Sounds fine, right? Well, yeah, until you hear the version that was released on 45—the one that rose to Number 14 on the Hot 100 that fall. The highs are cranked up generally, which give the guitars more bite throughout. The hi-hat cymbal is cranked up especially. There’s a rhythm guitar audible beginning eight seconds in and continuing throughout that you can’t hear on the album version. The drums are placed a bit farther back in the 45 mix—the biggest difference is at the 15-second mark. On the album version, the snare comes banging in too loud, but on the 45, it sounds just right.
The farther along the record goes, the more drastic the differences become. I am guessing that the guitar solo, which begins at about the 1:37 mark, is not just a remix, but a different performance. But the biggest differences are yet to come. Listen right after the solo, starting at around the 2:00 mark. For the next 20 seconds, the album version emphasizes the bass guitar, but the single emphasizes the electronic whoosh that’s confined to the background on the album version. Then notice when the singers come back in. On the album version, they’re in the same harmony they were when they sang the same lines earlier in the song—on the single, the harmony is different. Plus, the vocal goes on just a bit longer than on the album version.
“Free Ride” is one of the most striking examples I know of the difference remixing could make. The 45 captures the reckless abandon inherent in the idea of a free ride.
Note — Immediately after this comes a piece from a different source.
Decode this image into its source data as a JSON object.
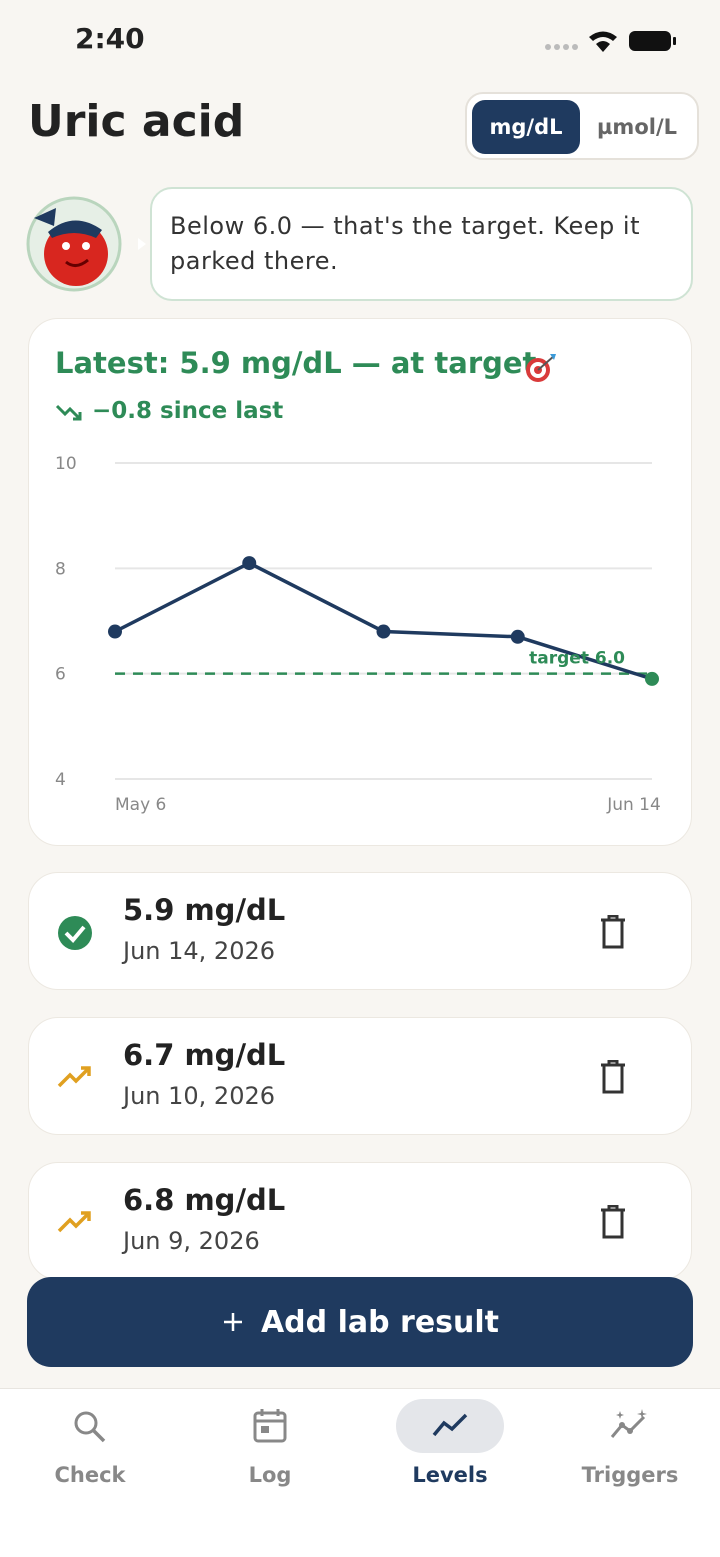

The album version sounds much less free.
“Free Ride” (album version)/Edgar Winter Group (buy They Only Come Out at Night here)
“Free Ride” (45 version)/Edgar Winter Group (Finding this particular version probably isn’t going to be easy. Mine comes from an out-of-print compilation called Cleveland Rocks: Music from The Drew Carey Show. I don’t know if it was ever released on one of Winter’s own compilations.)
3 thoughts on “Free Rides”
“Free Ride” was written by a member of Edgar Winter’s group, Dan Hartman. Hartman, briefly in Johnny Winter’s band, is best known for his 1984 hit, “I Can Dream About You” and the 1978 disco tune, “Instant Replay,” which made it to #29 on the 1979 Billboard Pop Singles Chart. Hartman, who passed away in March 1994, was involved in James Brown’s 1986 comeback, “Living In America.”
By coincidence i’d just payed to d/l free ride from an mp3 website and was disappointed in what i got… but i didn’t realize it was produced differently, just thought it was crappy sound on the mp3. Yours has a wierd squizz at +1:36 but I can probably patch it; otherwise it’s the free ride i remember. This is for a mixtape i’m gonna make of my favorite 70’s bubblegum rock
Another one where the lp version was way different, is stevie wonder’s yuo are the sunshine of my life: the (essential) trumpet track isn’t on the lp version
I’m not hearing anything wrong at the 1:36 mark on either version. Try downloading again, maybe.